The franchise fee was set at $250,000 and each team was to play an 80-game schedule and work under a $3 million salary cap. Rule innovations included sudden death without goalies, elimination of the red line, and enlarging the area behind the net by moving the goal line forward.

Just over a month later, however, the NAHL had some competition in the battle of hockey upstarts.

The Continental Hockey Association – under the direction of sports entrepreneur Bill Hunter – sprang to life on February 16, promising six franchises would be in place by September with European expansion on the table.

St. Paul and Saskatoon were the two charter members, with Atlanta, Cleveland, Orlando, Miami, New England, Moscow, Prague, Milan, Vienna and Barcelona tapped as possible franchise sites. In fact, the Moscow team would be the infamous Soviet Red Army Team, rebranded for the CHA.

“We’re introducing four principal rules that we think will make our league unique,” Hunter said in an interview with the Star Tribune newspaper in Minneapolis. “First, we’re taking out the red line (for two-line passes) to speed up the game. Second, we’re moving the goals out so they will be 15 feet from the end of the boards to allow more room and eliminate a great deal of violence and delays from piling on the boards. Third, we’re going to use the international rule on icing, which means when the puck crosses the goal line there’s an immediate whistle.

“And fourth, we’re going to play a 10-minute overtime in case of ties.”

Franchise fees would be $400,000 (plus $250,000 first-year assessment) and a $100,000 contingency fund that would receive one percent of all television and marketing revenues.

Teams would operate with 23-man rosters and a $2.5 million salary cap.

Yet aside from commonalities in rule changes and some overlapping franchise targets, both the NAHL and CHA coveted Eric Lindros, who played junior hockey in the Ontario Hockey League and was considered the top up-and-coming player in the game.

In May it was reported that the CHA was putting together a three-year, $6 million package for Lindros in which the league franchises would pool resources to bring him in and then assign him to a club. The center would be paid a $1.5 million signing bonus and $1.5 million per season and he wouldn’t be drafted – simply offered a job as face of the new league.
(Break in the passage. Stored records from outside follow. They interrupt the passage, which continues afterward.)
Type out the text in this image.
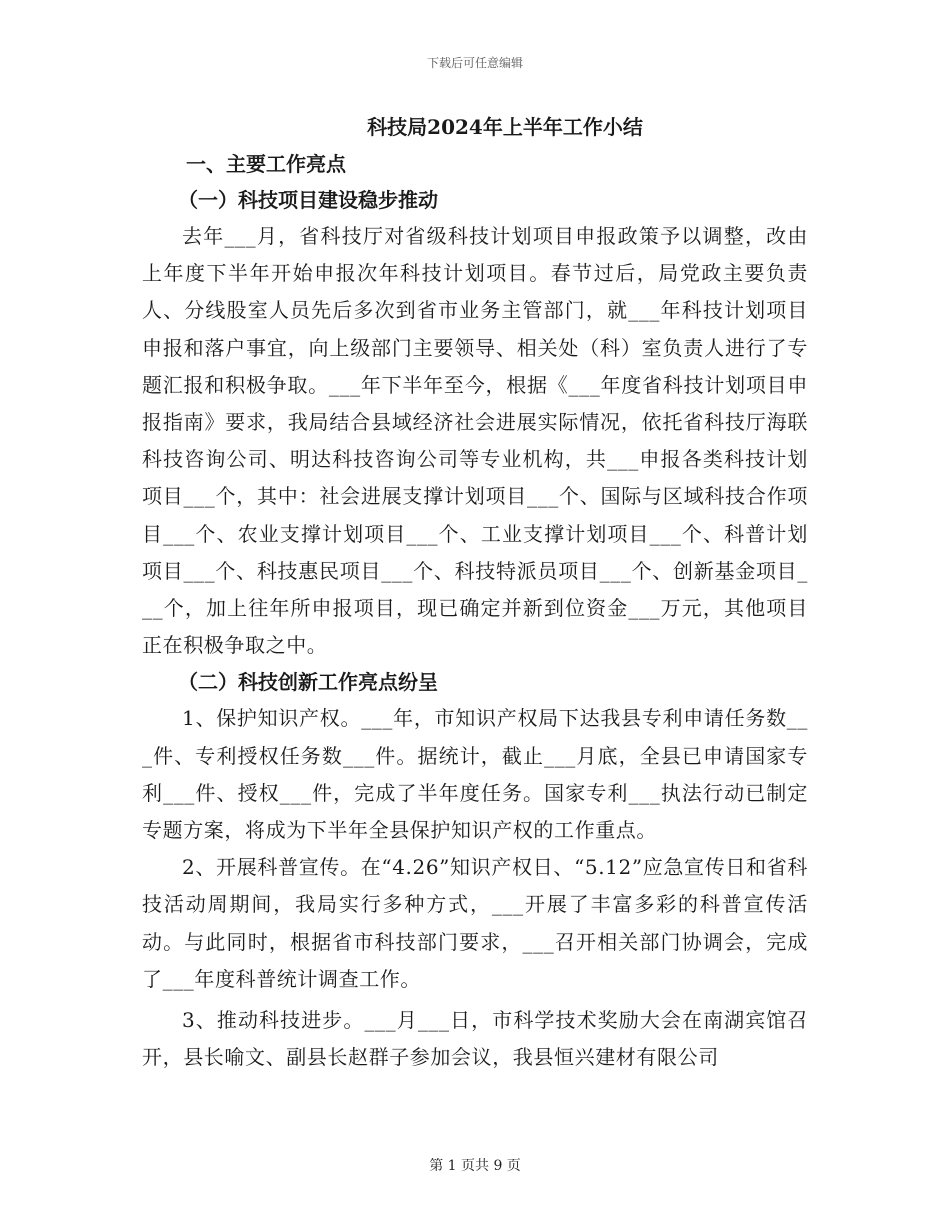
下载后可任意编辑
科技局2024年上半年工作小结
一、主要工作亮点
（一）科技项目建设稳步推动

去年___月，省科技厅对省级科技计划项目申报政策予以调整，改由上年度下半年开始申报次年科技计划项目。春节过后，局党政主要负责人、分线股室人员先后多次到省市业务主管部门，就___年科技计划项目申报和落户事宜，向上级部门主要领导、相关处（科）室负责人进行了专题汇报和积极争取。___年下半年至今，根据《___年度省科技计划项目申报指南》要求，我局结合县域经济社会进展实际情况，依托省科技厅海联科技咨询公司、明达科技咨询公司等专业机构，共___申报各类科技计划项目___个，其中：社会进展支撑计划项目___个、国际与区域科技合作项目___个、农业支撑计划项目___个、工业支撑计划项目___个、科普计划项目___个、科技惠民项目___个、科技特派员项目___个、创新基金项目___个，加上往年所申报项目，现已确定并新到位资金___万元，其他项目正在积极争取之中。

（二）科技创新工作亮点纷呈

1、保护知识产权。___年，市知识产权局下达我县专利申请任务数___件、专利授权任务数___件。据统计，截止___月底，全县已申请国家专利___件、授权___件，完成了半年度任务。国家专利___执法行动已制定专题方案，将成为下半年全县保护知识产权的工作重点。

2、开展科普宣传。在“4.26”知识产权日、“5.12”应急宣传日和省科技活动周期间，我局实行多种方式，___开展了丰富多彩的科普宣传活动。与此同时，根据省市科技部门要求，___召开相关部门协调会，完成了___年度科普统计调查工作。

3、推动科技进步。___月___日，市科学技术奖励大会在南湖宾馆召开，县长喻文、副县长赵群子参加会议，我县恒兴建材有限公司

第 1 页共 9 页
Lindros went first in the NAHL’s inaugural draft on June 3, with Hamilton calling dibs on the 6-4, 230-pound 18-year old superstar. Perhaps trying to answer the monetary challenge of the CHA, Hamilton owner Gary Patterson said the other clubs in the NAHL were prepared to contribute one half toward Lindros’ salary, which would be comparable to the CHA’s offer.

Had Lindros opted to sign with one of the leagues, it would’ve given the fledgling organization instant credibility. Problem is, it’s hard to earn credibility if you never even make it to the ice.
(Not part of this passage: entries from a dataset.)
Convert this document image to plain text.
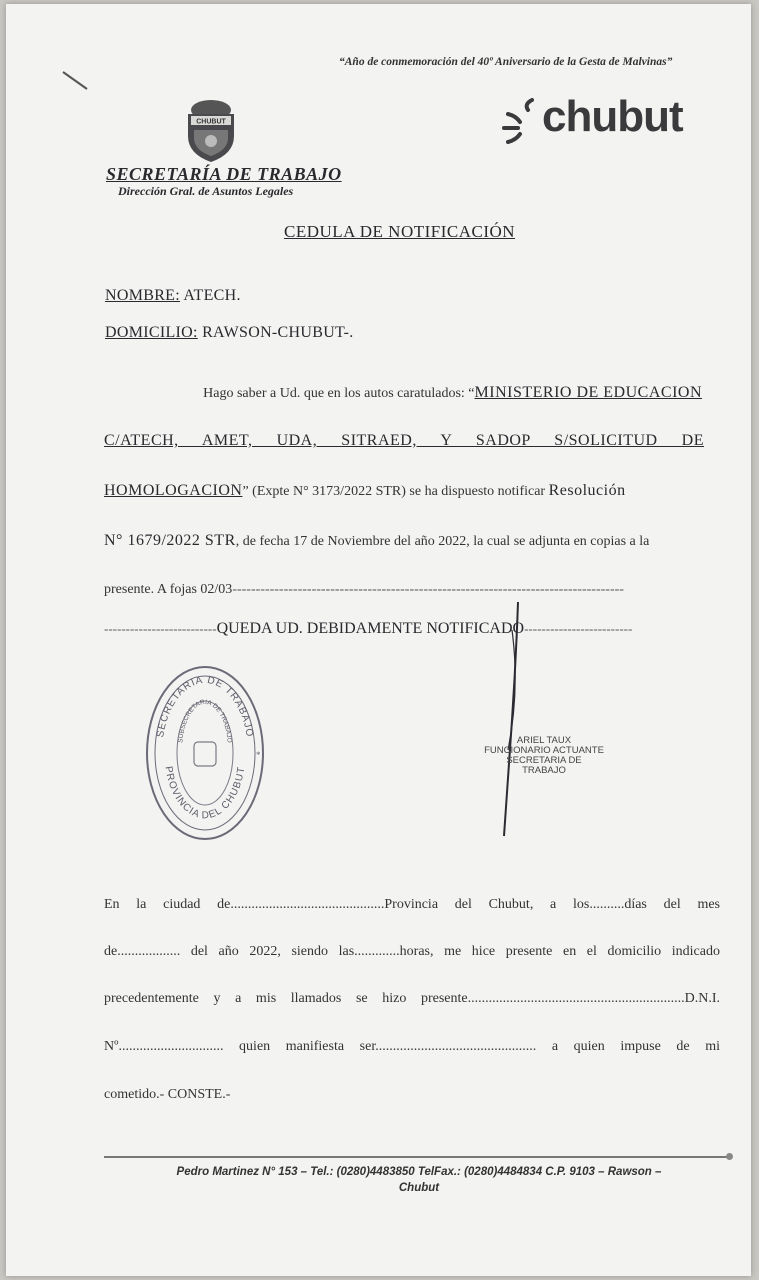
“Año de conmemoración del 40º Aniversario de la Gesta de Malvinas”
chubut
CHUBUT
SECRETARÍA DE TRABAJO
Dirección Gral. de Asuntos Legales
CEDULA DE NOTIFICACIÓN
NOMBRE: ATECH.
DOMICILIO: RAWSON-CHUBUT-.
Hago saber a Ud. que en los autos caratulados: “MINISTERIO DE EDUCACION
C/ATECH, AMET, UDA, SITRAED, Y SADOP S/SOLICITUD DE
HOMOLOGACION” (Expte N° 3173/2022 STR) se ha dispuesto notificar Resolución
N° 1679/2022 STR, de fecha 17 de Noviembre del año 2022, la cual se adjunta en copias a la
presente. A fojas 02/03------------------------------------------------------------------------------------
--------------------------QUEDA UD. DEBIDAMENTE NOTIFICADO-------------------------
SECRETARIA DE TRABAJO
SUBSECRETARIA DE TRABAJO
PROVINCIA DEL CHUBUT
*
ARIEL TAUX
FUNCIONARIO ACTUANTE
SECRETARIA DE TRABAJO
En la ciudad de............................................Provincia del Chubut, a los..........días del mes
de.................. del año 2022, siendo las.............horas, me hice presente en el domicilio indicado
precedentemente y a mis llamados se hizo presente..............................................................D.N.I.
Nº.............................. quien manifiesta ser.............................................. a quien impuse de mi
cometido.- CONSTE.-
Pedro Martinez N° 153 – Tel.: (0280)4483850 TelFax.: (0280)4484834 C.P. 9103 – Rawson –
Chubut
When hockey season began later in 1991, the NHL Philadelphia Flyers owned the rights to Lindros – thanks to a trade with the Quebec Nordiques.

And the North American Hockey League and Continental Hockey Association? Neither got beyond a few press conferences and one player draft apiece.

Ironically, officials of the NAHL and CHA teamed up in 1992 to found the American Hockey Association, a minor league that made it through less than half a season before folding.

Thus, the last major league competition the NHL had was the World Hockey Association, which saw four of its franchises absorbed in a limited merger in 1979. But, I remain hopeful for the future of alternative hockey. Atlanta, Barcelona, Cleveland, Hamilton, Houston, Milan, Moscow, Orlando, Prague, Providence, Saskatoon and Vienna would be a solid lineup for a WHA reboot.